Criou polêmica nas redes sociais no final de semana uma denúncia do colunista do Jornal O Dia, Cid Benjamin, de que o Bispo Marcelo Crivella, prefeito do Rio de Janeiro, teria pedido a demissão do colega de jornal, Caio Barbosa, por conta de uma reportagem sobre a situação de postos de saúde em meio ao medo da febre amarela. Crivella negou. “É falsa a informação divulgada”, disse em nota.
Bispo da Igreja Universal do Reino de Deus e senador pelo Partido Republicano Brasileiro (PRB), o agora prefeito Crivella foi um dos assuntos da primeira entrevista realizada na Casa Pública neste ano, que tratou da ascensão dos evangélicos ao poder.
A atual legislatura conta com 87 deputados federais e três senadores evangélicos. Os dados, que são parte de um levantamento do Núcleo de Mídia, Religião e Política da Universidade Metodista, também indicam que mais da metade dos 90 parlamentares pertencem a três igrejas: a Assembleia de Deus, a campeã; Igreja Universal do Reino de Deus, em segundo; e Igreja Batista, em terceiro. Os demais parlamentares estão distribuídos em 23 denominações diferentes.
Munida desses dados, a repórter especial da Pública, Andrea Dip, entrevistou o pastor Henrique Vieira, a pesquisadora Christina Vital, da Universidade Federal Fluminense (UFF), e o jornalista da CBN Fernando Molica. Os principais trechos você lê a seguir.
Andrea Dip – Henrique, como você enxerga essa bancada evangélica, a sua atuação, essa aproximação dos políticos evangélicos com a direita e se é possível ser evangélico e lutar por pautas progressistas.
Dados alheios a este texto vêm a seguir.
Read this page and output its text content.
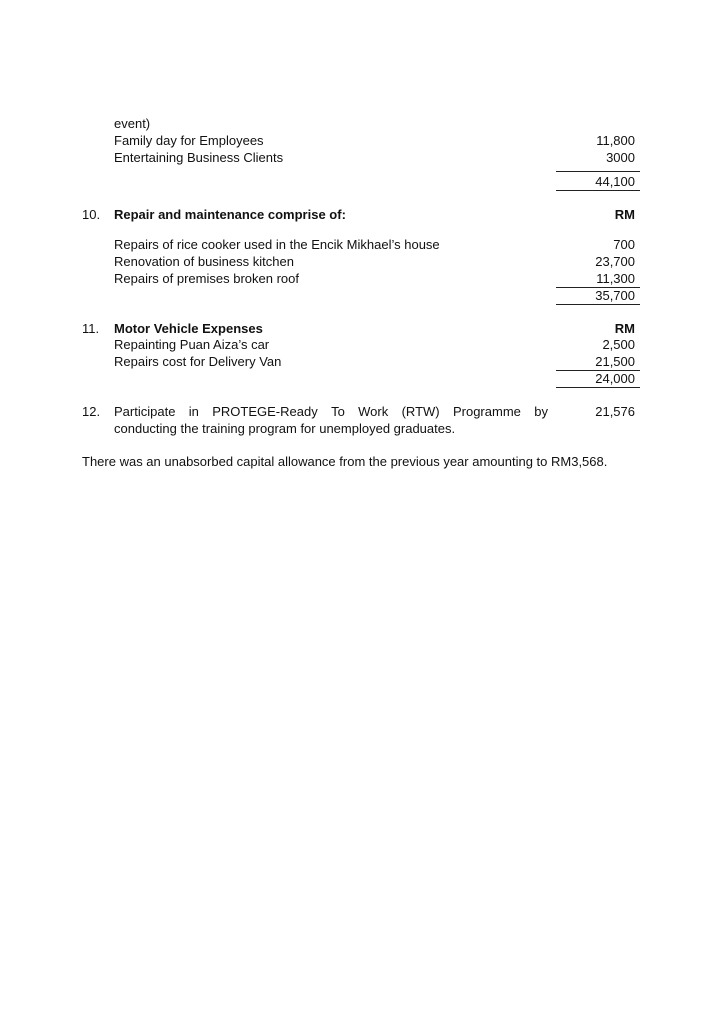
event)
Family day for Employees	11,800
Entertaining Business Clients	3000
44,100
10. Repair and maintenance comprise of:	RM
Repairs of rice cooker used in the Encik Mikhael’s house	700
Renovation of business kitchen	23,700
Repairs of premises broken roof	11,300
35,700
11. Motor Vehicle Expenses	RM
Repainting Puan Aiza’s car	2,500
Repairs cost for Delivery Van	21,500
24,000
12. Participate in PROTEGE-Ready To Work (RTW) Programme by	21,576
conducting the training program for unemployed graduates.
There was an unabsorbed capital allowance from the previous year amounting to RM3,568.
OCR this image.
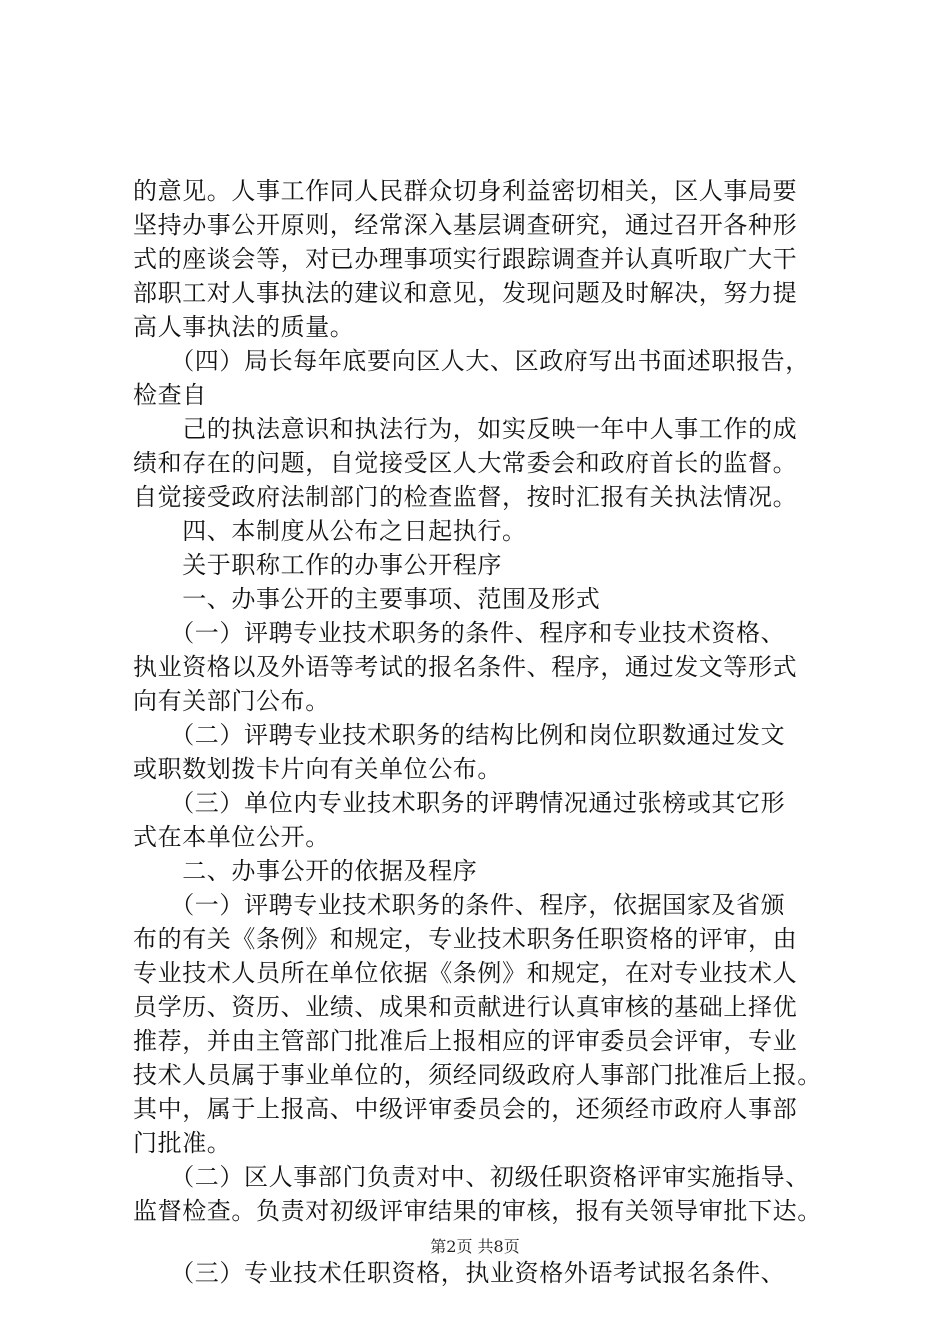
的意见。人事工作同人民群众切身利益密切相关，区人事局要
坚持办事公开原则，经常深入基层调查研究，通过召开各种形
式的座谈会等，对已办理事项实行跟踪调查并认真听取广大干
部职工对人事执法的建议和意见，发现问题及时解决，努力提
高人事执法的质量。
　　（四）局长每年底要向区人大、区政府写出书面述职报告，
检查自
　　己的执法意识和执法行为，如实反映一年中人事工作的成
绩和存在的问题，自觉接受区人大常委会和政府首长的监督。
自觉接受政府法制部门的检查监督，按时汇报有关执法情况。
　　四、本制度从公布之日起执行。
　　关于职称工作的办事公开程序
　　一、办事公开的主要事项、范围及形式
　　（一）评聘专业技术职务的条件、程序和专业技术资格、
执业资格以及外语等考试的报名条件、程序，通过发文等形式
向有关部门公布。
　　（二）评聘专业技术职务的结构比例和岗位职数通过发文
或职数划拨卡片向有关单位公布。
　　（三）单位内专业技术职务的评聘情况通过张榜或其它形
式在本单位公开。
　　二、办事公开的依据及程序
　　（一）评聘专业技术职务的条件、程序，依据国家及省颁
布的有关《条例》和规定，专业技术职务任职资格的评审，由
专业技术人员所在单位依据《条例》和规定，在对专业技术人
员学历、资历、业绩、成果和贡献进行认真审核的基础上择优
推荐，并由主管部门批准后上报相应的评审委员会评审，专业
技术人员属于事业单位的，须经同级政府人事部门批准后上报。
其中，属于上报高、中级评审委员会的，还须经市政府人事部
门批准。
　　（二）区人事部门负责对中、初级任职资格评审实施指导、
监督检查。负责对初级评审结果的审核，报有关领导审批下达。
　　（三）专业技术任职资格，执业资格外语考试报名条件、
第2页 共8页
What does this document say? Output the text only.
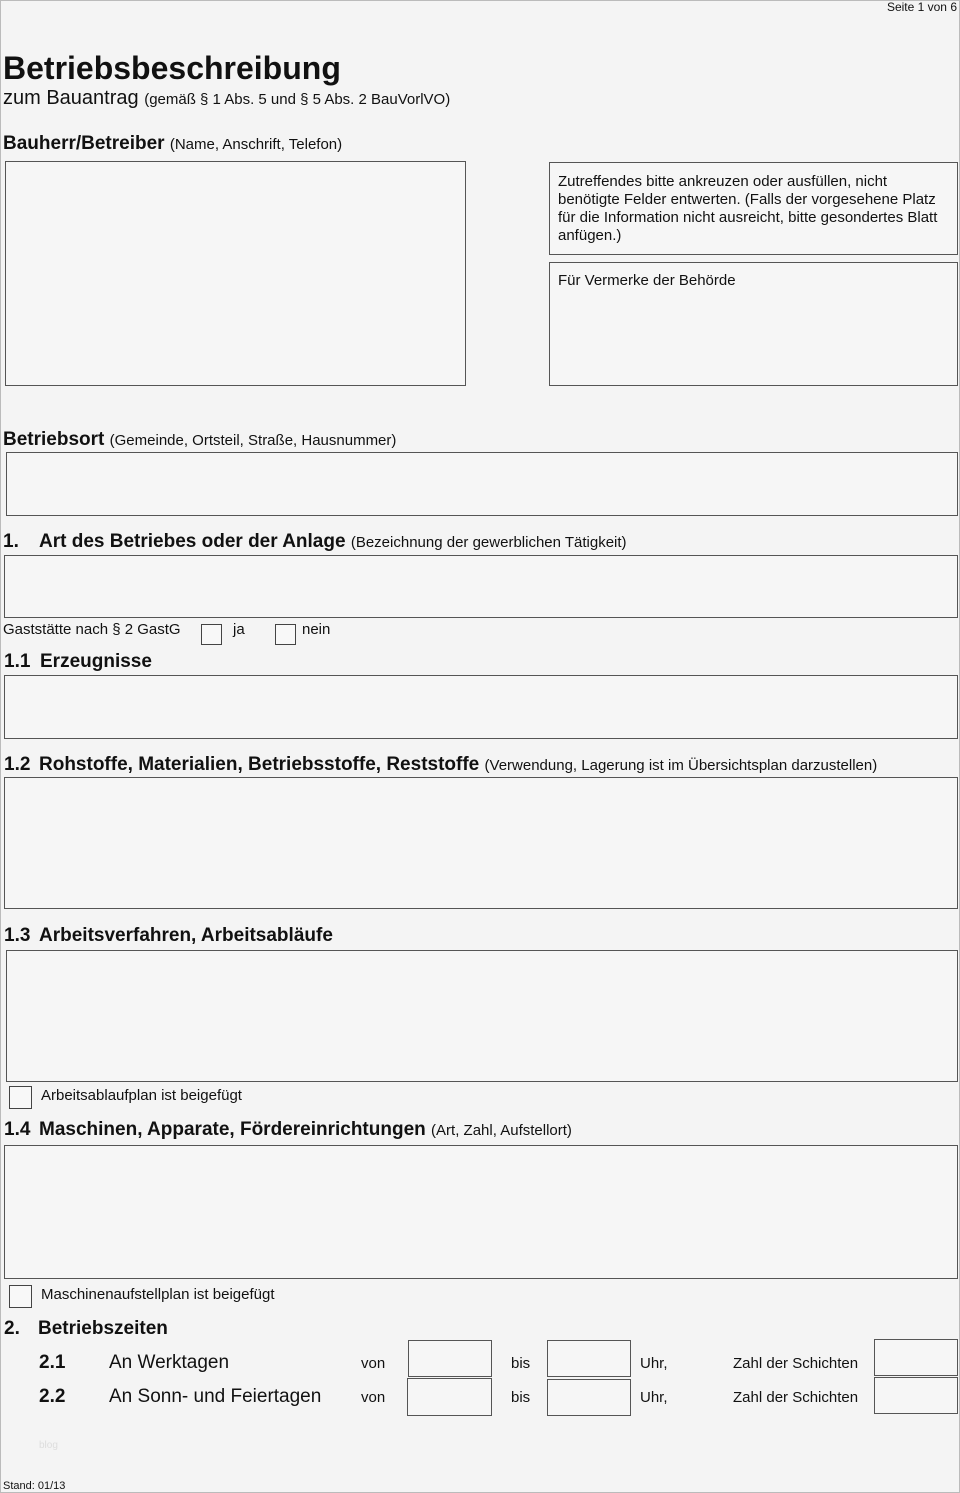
Seite 1 von 6
Betriebsbeschreibung
zum Bauantrag (gemäß § 1 Abs. 5 und § 5 Abs. 2 BauVorlVO)
Bauherr/Betreiber (Name, Anschrift, Telefon)
Zutreffendes bitte ankreuzen oder ausfüllen, nicht benötigte Felder entwerten. (Falls der vorgesehene Platz für die Information nicht ausreicht, bitte gesondertes Blatt anfügen.)
Für Vermerke der Behörde
Betriebsort (Gemeinde, Ortsteil, Straße, Hausnummer)
1. Art des Betriebes oder der Anlage (Bezeichnung der gewerblichen Tätigkeit)
Gaststätte nach § 2 GastG	ja	nein
1.1 Erzeugnisse
1.2 Rohstoffe, Materialien, Betriebsstoffe, Reststoffe (Verwendung, Lagerung ist im Übersichtsplan darzustellen)
1.3 Arbeitsverfahren, Arbeitsabläufe
Arbeitsablaufplan ist beigefügt
1.4 Maschinen, Apparate, Fördereinrichtungen (Art, Zahl, Aufstellort)
Maschinenaufstellplan ist beigefügt
2. Betriebszeiten
2.1 An Werktagen	von	bis	Uhr,	Zahl der Schichten
2.2 An Sonn- und Feiertagen	von	bis	Uhr,	Zahl der Schichten
blog
Stand: 01/13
Henrique Vieira – Como teólogo e pastor, e também militante de direitos humanos, entendo que a frente parlamentar evangélica é uma expressão do fundamentalismo religioso evangélico do Brasil. O fundamentalismo é um fenômeno crescente não só aqui como em todo mundo. Essa frente parlamentar evangélica se traduz em um projeto de poder que é extremamente conservador. Tentando sistematizar: é o fundamentalismo evangélico pautado numa leitura bíblica literalista, extremamente dogmática, que não se reconhece enquanto processo de interpretação, que ocupa cada vez mais espaços públicos e eletivos para pautar a coletividade a partir dessa visão doutrinária de Deus. Ela, hoje, é um risco à democracia, é um risco aos direitos humanos, é um obstáculo a diversas lutas, como a luta feminista, como a luta LGBT, como a luta quilombola, como a luta indígena, como a luta camponesa, e se associa sistematicamente à bancada da bala e à bancada do boi, ou seja, à indústria armamentista e o agronegócio.
Se é possível ser evangélico e militante das causas libertárias e progressistas, não tenho dúvida. Eu acho que o primeiro passo para furar esse bloqueio é não generalizar os evangélicos. Esse é um setor que tem poder político, econômico, midiático, televisivo, por isso ele tem muita força de expressão, de caracterização do que significa ser evangélico no Brasil. Algumas coisas têm que ser percebidas. Primeiro, desde o século 16, na origem do protestantismo, uma característica essencial é a diversidade. Existem diversas experiências evangélicas ao longo da história e do Brasil. Segundo, é que existem experiências evangélicas progressistas. Existe a MEP – Movimento Evangélico Progressista –, a Rede Vale, a ADU, expressões evangélicas progressistas, populares, que têm compromisso com a democracia, e setores que inclusive se sentem envergonhados dessa representação hegemônica e majoritária que tem o poder político econômico, midiático e televisivo. Precisamos entender que o campo evangélico é um campo em disputa, tem muitos símbolos, e para além dos movimentos organizados de perspectiva progressista.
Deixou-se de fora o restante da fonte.